Report: after record profits, aerospace/defence sector faces headwinds

The global Aerospace and Defence (A&D) industry has seen record profits of 10.1% EBIT for the top 100 companies and sales up 3%, according to the most recent annual outlook for the industry by AlixPartners, the global business advisory firm. 

However, AlixPartners warns that some parts of the sector may face new headwinds from the combination of a tense commercial aircraft supply chain, potential attrition of commercial backlogs, macro-economic threats, new entrants to the space market and the challenge posed by digitalising large organisations. 

The AlixPartners global A&D study reveals that US companies remain 4% more profitable than their European peers and that suppliers are also 4-5% more profitable than OEMs. Overall A&D players have outperformed the stock market by a factor of almost two in the last 10 years. 

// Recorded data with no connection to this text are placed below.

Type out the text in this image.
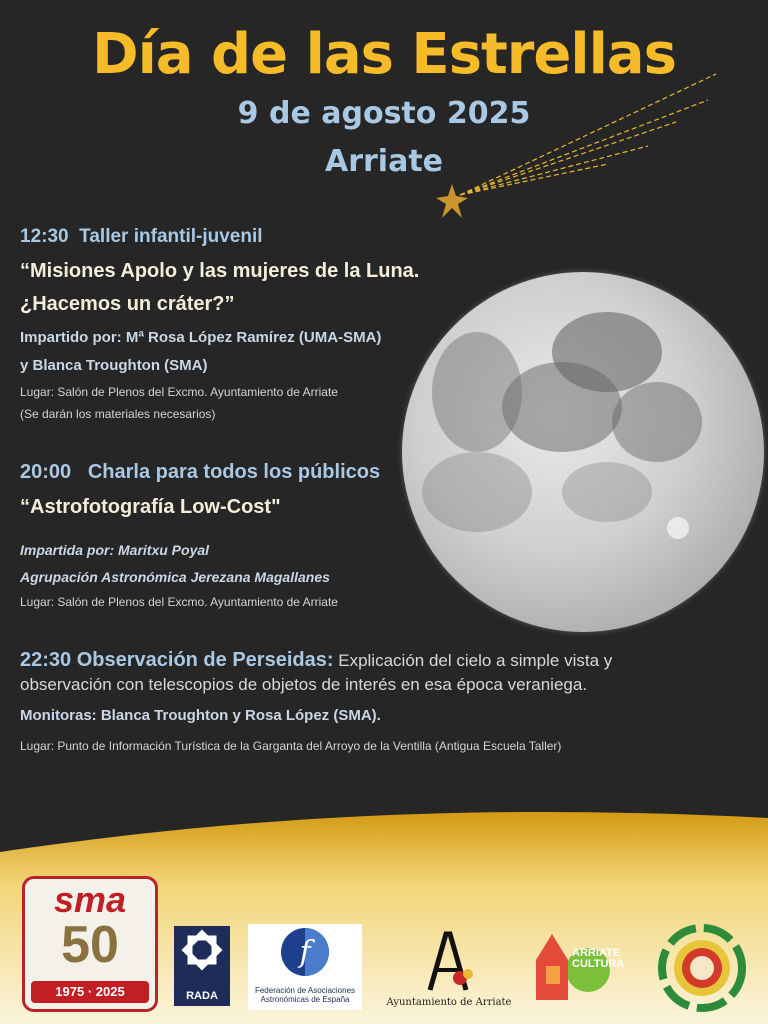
Día de las Estrellas
9 de agosto 2025
Arriate
12:30 Taller infantil-juvenil
“Misiones Apolo y las mujeres de la Luna.
¿Hacemos un cráter?”
Impartido por: Mª Rosa López Ramírez (UMA-SMA)
y Blanca Troughton (SMA)
Lugar: Salón de Plenos del Excmo. Ayuntamiento de Arriate
(Se darán los materiales necesarios)
20:00 Charla para todos los públicos
“Astrofotografía Low-Cost"
Impartida por: Maritxu Poyal
Agrupación Astronómica Jerezana Magallanes
Lugar: Salón de Plenos del Excmo. Ayuntamiento de Arriate
22:30 Observación de Perseidas: Explicación del cielo a simple vista y observación con telescopios de objetos de interés en esa época veraniega.
Monitoras: Blanca Troughton y Rosa López (SMA).
Lugar: Punto de Información Turística de la Garganta del Arroyo de la Ventilla (Antigua Escuela Taller)
sma
50
1975 · 2025	RADA
f
Federación de Asociaciones Astronómicas de España	Ayuntamiento de Arriate
ARRIATE
CULTURA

Among the trends highlighted in the report:

  • Defence primes have increased their profitability to 11% EBIT margin, but revenues have declined in recent years at a rate of 2% per annum as a result of budget cuts.Global military expenditure of $1.77 trillion has slightly declined from its 2011 peak (-1.7%), although there has been a slight uptick (1.0%) in global defence budgets in 2015, which could mark an inflexion.
  • Airlines have seen profitability further boosted by lower fuel costs and healthy traffic growth. Global airlines revenue is $718 billion, down 4% in value, year-on-year, despite a 7.4% increase in traffic as ticket prices declined 11%. Traffic is expected to double in the next 15 years driven by long-term GDP growth. Improved financials, even for weaker airlines in Europe and Asia, will potentially delay major consolidation.
  • Aircraft OEMs are facing a global backlog of over 13,400 aircraft (mainly the A320neo and the 737 MAX).Over the next 20 years 32,500 new jet deliveries are expected with 40% of this growth coming from Asia Pacific. By 2034, its fleet will be as large as North America and Europe combined. OEMs are fully focused on ramping-up production to meet this demand, with most of the growth planned for narrow body aircraft. Airbus and Boeing intend to increase production to 60 and 57 aircraft per month, respectively. The report describes the jumbo market as “sluggish, with the A380 fighting for survival”.
  • Space disruption has started, led by ‘New Space’ launcher players, and a trend towards smaller satellites and constellations.The overall market is now worth $203 billion, up 4% year-on-year with 60% of the market consisting of satellite operations and services and 29% from ground equipment. AlixPartners believes that affordable small sats and the commoditization of sensor data will fundamentally change the current space sector’s ‘big rockets / big and heavy satellites’ mindset. 
  • Deliveries of business jets are up from 7% from the low point of 2012, driven by demand for larger aircraft, but are still 45% below pre-crisis peaks.Overall, the market was flat in 2015, with 718 units sold and revenues of $21.8 billion. There has been a switch in segment mix with a 9% fall in larger aircraft and a 10% increase in medium aircraft compared to 2014. Over the next 10 years all markets are expected to increase with a CAGR of more than 4%.
  • The global helicopter market is in freefall as a direct result of the collapse in oil prices coupled with a contraction of military spending. Deliveries of both civil and military helicopters have fallen 28% versus the 2013 record of 2,336 to 1,689 in 2015. Revenue for the top five OEMs has dropped by 13% on 2013 to $25 billion.